Zero-Shot Paragraph-level Handwriting Imitation with Latent Diffusion Models

The imitation of cursive handwriting is mainly limited to generating handwritten words or lines. Multiple synthetic outputs must be stitched together to create paragraphs or whole pages, whereby consistency and layout information are lost. To close this gap, we propose a method for imitating handwriting at the paragraph level that also works for unseen writing styles. Therefore, we introduce a modified latent diffusion model that enriches the encoder-decoder mechanism with specialized loss functions that explicitly preserve the style and content. We enhance the attention mechanism of the diffusion model with adaptive 2D positional encoding and the conditioning mechanism to work with two modalities simultaneously: a style image and the target text. This significantly improves the realism of the generated handwriting. Our approach sets a new benchmark in our comprehensive evaluation. It outperforms all existing imitation methods at both line and paragraph levels, considering combined style and content preservation.

Rescoring Sequence-to-Sequence Models for Text Line Recognition with CTC-Prefixes

In contrast to Connectionist Temporal Classification (CTC) approaches, Sequence-To-Sequence (S2S) models for Handwritten Text Recognition (HTR) suffer from errors such as skipped or repeated words which often occur at the end of a sequence. In this paper, to combine the best of both approaches, we propose to use the CTC-Prefix-Score during S2S decoding. Hereby, during beam search, paths that are invalid according to the CTC confidence matrix are penalised. Our network architecture is composed of a Convolutional Neural Network (CNN) as visual backbone, bidirectional Long-Short-Term-Memory-Cells (LSTMs) as encoder, and a decoder which is a Transformer with inserted mutual attention layers. The CTC confidences are computed on the encoder while the Transformer is only used for character-wise S2S decoding. We evaluate this setup on three HTR data sets: IAM, Rimes, and StAZH. On IAM, we achieve a competitive Character Error Rate (CER) of 2.95% when pretraining our model on synthetic data and including a character-based language model for contemporary English. Compared to other state-of-the-art approaches, our model requires about 10-20 times less parameters. Access our shared implementations via this link to GitHub: https://github.com/Planet-AI-GmbH/tfaip-hybrid-ctc-s2s.

Optimizing small BERTs trained for German NER

Currently, the most widespread neural network architecture for training language models is the so called BERT which led to improvements in various NLP tasks. In general, the larger the number of parameters in a BERT model, the better the results obtained in these NLP tasks. Unfortunately, the memory consumption and the training duration drastically increases with the size of these models, though. In this article, we investigate various training techniques of smaller BERT models and evaluate them on five public German NER tasks of which two are introduced by this article. We combine different methods from other BERT variants like ALBERT, RoBERTa, and relative positional encoding. In addition, we propose two new fine-tuning techniques leading to better performance: CSE-tagging and a modified form of LCRF. Furthermore, we introduce a new technique called WWA which reduces BERT memory usage and leads to a small increase in performance.

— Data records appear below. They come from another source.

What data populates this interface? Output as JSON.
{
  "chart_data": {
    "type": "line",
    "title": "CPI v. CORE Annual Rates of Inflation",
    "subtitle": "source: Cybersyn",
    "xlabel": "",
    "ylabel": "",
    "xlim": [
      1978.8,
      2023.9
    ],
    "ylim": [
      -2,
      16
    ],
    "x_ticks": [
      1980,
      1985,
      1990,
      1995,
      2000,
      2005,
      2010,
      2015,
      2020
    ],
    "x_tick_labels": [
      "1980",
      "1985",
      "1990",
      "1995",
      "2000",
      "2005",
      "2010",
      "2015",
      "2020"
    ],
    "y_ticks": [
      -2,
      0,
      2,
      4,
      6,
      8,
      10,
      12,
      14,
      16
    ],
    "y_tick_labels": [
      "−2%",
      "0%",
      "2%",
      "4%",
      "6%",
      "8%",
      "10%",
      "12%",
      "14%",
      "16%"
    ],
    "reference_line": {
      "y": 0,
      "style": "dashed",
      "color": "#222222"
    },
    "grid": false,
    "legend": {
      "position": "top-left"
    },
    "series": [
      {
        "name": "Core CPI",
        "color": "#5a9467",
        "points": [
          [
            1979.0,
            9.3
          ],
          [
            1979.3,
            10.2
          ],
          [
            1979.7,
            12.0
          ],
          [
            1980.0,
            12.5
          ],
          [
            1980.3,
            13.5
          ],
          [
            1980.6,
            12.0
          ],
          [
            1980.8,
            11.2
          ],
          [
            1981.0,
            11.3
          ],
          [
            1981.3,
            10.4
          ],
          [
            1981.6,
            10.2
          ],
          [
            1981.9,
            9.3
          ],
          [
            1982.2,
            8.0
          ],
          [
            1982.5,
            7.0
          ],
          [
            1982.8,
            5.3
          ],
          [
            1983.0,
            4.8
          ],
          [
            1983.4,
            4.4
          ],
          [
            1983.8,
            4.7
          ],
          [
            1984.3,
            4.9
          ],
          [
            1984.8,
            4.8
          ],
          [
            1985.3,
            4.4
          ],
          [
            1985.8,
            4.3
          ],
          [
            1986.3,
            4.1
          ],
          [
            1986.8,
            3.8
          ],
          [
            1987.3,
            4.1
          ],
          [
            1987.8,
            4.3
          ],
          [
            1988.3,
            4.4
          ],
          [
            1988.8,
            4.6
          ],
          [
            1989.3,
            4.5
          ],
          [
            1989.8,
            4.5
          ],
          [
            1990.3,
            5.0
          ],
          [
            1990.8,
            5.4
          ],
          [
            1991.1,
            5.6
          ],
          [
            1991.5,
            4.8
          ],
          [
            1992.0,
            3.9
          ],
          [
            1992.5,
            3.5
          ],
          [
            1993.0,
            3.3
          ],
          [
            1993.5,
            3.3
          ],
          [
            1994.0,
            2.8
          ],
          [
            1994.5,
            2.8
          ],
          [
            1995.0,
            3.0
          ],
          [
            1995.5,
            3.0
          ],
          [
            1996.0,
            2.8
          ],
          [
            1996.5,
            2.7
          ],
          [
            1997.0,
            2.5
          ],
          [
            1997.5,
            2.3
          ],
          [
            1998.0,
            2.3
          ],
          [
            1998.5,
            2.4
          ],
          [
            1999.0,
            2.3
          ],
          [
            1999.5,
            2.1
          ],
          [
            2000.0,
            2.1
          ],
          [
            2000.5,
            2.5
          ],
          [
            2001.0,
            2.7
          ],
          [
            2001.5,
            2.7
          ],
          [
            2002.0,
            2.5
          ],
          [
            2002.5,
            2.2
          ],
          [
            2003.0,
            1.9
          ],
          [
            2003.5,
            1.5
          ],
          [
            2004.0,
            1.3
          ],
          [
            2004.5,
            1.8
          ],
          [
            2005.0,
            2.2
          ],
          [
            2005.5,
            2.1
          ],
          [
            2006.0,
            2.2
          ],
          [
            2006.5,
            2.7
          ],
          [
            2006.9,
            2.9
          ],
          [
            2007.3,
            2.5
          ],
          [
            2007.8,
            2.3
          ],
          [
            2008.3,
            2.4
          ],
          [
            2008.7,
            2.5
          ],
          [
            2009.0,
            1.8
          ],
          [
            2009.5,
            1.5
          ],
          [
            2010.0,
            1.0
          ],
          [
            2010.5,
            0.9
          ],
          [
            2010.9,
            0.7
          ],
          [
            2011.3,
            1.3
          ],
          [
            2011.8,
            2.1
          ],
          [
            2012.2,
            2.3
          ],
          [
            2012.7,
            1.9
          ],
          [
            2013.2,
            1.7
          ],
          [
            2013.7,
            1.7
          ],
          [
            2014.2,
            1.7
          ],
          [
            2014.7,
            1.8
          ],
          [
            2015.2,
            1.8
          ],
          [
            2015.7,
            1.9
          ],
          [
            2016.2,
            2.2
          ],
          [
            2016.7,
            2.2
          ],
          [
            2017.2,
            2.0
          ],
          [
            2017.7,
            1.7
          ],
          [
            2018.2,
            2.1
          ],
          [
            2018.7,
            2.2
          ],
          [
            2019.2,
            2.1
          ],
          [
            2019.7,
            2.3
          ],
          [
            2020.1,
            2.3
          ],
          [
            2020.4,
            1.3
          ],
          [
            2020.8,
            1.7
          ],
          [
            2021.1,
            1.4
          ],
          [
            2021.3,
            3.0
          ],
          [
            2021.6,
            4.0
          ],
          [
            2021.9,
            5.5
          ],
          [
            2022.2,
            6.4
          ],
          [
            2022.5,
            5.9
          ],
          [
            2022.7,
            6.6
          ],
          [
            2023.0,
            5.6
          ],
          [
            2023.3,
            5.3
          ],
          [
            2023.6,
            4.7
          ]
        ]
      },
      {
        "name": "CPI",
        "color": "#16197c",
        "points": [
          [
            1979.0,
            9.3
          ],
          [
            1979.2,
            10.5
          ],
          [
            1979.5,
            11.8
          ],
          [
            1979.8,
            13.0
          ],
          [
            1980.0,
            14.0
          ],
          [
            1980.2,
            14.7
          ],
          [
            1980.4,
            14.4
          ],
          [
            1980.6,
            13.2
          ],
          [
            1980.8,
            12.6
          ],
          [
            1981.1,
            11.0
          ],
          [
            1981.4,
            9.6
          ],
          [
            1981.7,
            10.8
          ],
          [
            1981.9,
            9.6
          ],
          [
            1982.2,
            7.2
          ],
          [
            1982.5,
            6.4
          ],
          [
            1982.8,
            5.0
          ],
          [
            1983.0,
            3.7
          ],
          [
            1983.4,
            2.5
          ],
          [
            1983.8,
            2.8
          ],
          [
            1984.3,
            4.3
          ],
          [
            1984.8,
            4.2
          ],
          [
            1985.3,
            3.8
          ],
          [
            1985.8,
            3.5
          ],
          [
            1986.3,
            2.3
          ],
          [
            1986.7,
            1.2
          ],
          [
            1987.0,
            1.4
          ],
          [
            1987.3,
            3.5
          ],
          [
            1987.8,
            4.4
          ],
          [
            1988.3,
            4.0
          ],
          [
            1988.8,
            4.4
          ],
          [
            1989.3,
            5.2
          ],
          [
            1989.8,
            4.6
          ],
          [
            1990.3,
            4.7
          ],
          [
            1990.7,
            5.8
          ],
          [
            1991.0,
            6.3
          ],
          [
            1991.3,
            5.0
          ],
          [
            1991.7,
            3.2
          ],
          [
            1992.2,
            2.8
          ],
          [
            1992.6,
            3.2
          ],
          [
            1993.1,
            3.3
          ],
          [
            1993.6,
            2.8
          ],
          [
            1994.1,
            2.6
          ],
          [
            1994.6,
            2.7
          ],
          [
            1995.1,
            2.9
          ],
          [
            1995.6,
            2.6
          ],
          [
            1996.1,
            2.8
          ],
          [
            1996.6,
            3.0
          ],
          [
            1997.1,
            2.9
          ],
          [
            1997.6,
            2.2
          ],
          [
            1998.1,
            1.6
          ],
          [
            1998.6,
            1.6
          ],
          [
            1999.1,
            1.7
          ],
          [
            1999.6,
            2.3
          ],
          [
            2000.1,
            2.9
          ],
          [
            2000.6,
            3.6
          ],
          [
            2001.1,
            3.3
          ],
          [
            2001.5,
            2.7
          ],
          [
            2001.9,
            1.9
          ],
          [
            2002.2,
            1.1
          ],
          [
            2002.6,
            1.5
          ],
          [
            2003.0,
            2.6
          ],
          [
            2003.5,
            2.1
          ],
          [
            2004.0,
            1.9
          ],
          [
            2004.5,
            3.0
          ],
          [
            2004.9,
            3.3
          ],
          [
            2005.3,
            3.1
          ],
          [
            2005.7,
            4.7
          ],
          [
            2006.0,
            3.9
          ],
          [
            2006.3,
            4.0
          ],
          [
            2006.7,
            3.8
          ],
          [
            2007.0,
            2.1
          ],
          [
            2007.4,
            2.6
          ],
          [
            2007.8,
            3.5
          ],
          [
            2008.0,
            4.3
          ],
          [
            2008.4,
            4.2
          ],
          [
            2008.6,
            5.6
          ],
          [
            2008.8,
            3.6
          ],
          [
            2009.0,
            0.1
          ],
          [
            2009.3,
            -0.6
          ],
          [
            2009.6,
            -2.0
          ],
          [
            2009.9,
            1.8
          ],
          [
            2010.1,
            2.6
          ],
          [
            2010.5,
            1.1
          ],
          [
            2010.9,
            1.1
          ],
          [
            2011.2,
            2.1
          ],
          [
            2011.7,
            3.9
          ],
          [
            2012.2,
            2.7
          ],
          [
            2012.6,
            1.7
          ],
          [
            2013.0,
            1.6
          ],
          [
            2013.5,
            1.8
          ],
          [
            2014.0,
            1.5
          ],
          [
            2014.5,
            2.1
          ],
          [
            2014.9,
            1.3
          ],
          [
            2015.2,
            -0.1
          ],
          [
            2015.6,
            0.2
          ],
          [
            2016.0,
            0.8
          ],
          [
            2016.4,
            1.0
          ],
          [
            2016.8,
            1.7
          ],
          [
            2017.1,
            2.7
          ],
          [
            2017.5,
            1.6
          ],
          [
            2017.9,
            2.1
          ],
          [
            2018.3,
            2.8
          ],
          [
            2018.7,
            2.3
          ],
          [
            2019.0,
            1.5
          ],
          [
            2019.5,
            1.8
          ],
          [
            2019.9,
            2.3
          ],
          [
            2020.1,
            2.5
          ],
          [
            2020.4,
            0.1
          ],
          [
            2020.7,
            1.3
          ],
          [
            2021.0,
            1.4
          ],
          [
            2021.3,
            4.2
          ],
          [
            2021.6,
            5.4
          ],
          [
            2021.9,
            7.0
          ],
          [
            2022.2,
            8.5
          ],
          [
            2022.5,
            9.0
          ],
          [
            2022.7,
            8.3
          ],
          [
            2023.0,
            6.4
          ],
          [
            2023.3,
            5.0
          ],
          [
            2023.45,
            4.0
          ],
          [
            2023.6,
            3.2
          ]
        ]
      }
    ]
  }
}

Evaluating Sequence-to-Sequence Models for Handwritten Text Recognition

Encoder-decoder models have become an effective approach for sequence learning tasks like machine translation, image captioning and speech recognition, but have yet to show competitive results for handwritten text recognition. To this end, we propose an attention-based sequence-to-sequence model. It combines a convolutional neural network as a generic feature extractor with a recurrent neural network to encode both the visual information, as well as the temporal context between characters in the input image, and uses a separate recurrent neural network to decode the actual character sequence. We make experimental comparisons between various attention mechanisms and positional encodings, in order to find an appropriate alignment between the input and output sequence. The model can be trained end-to-end and the optional integration of a hybrid loss allows the encoder to retain an interpretable and usable output, e.g. for keyword spotting purposes without prior indexing, if desired. We achieve competitive results on the IAM and ICFHR2016 READ data sets compared to the state-of-the-art without the use of a language model, and we significantly improve over any recent sequence-to-sequence approaches.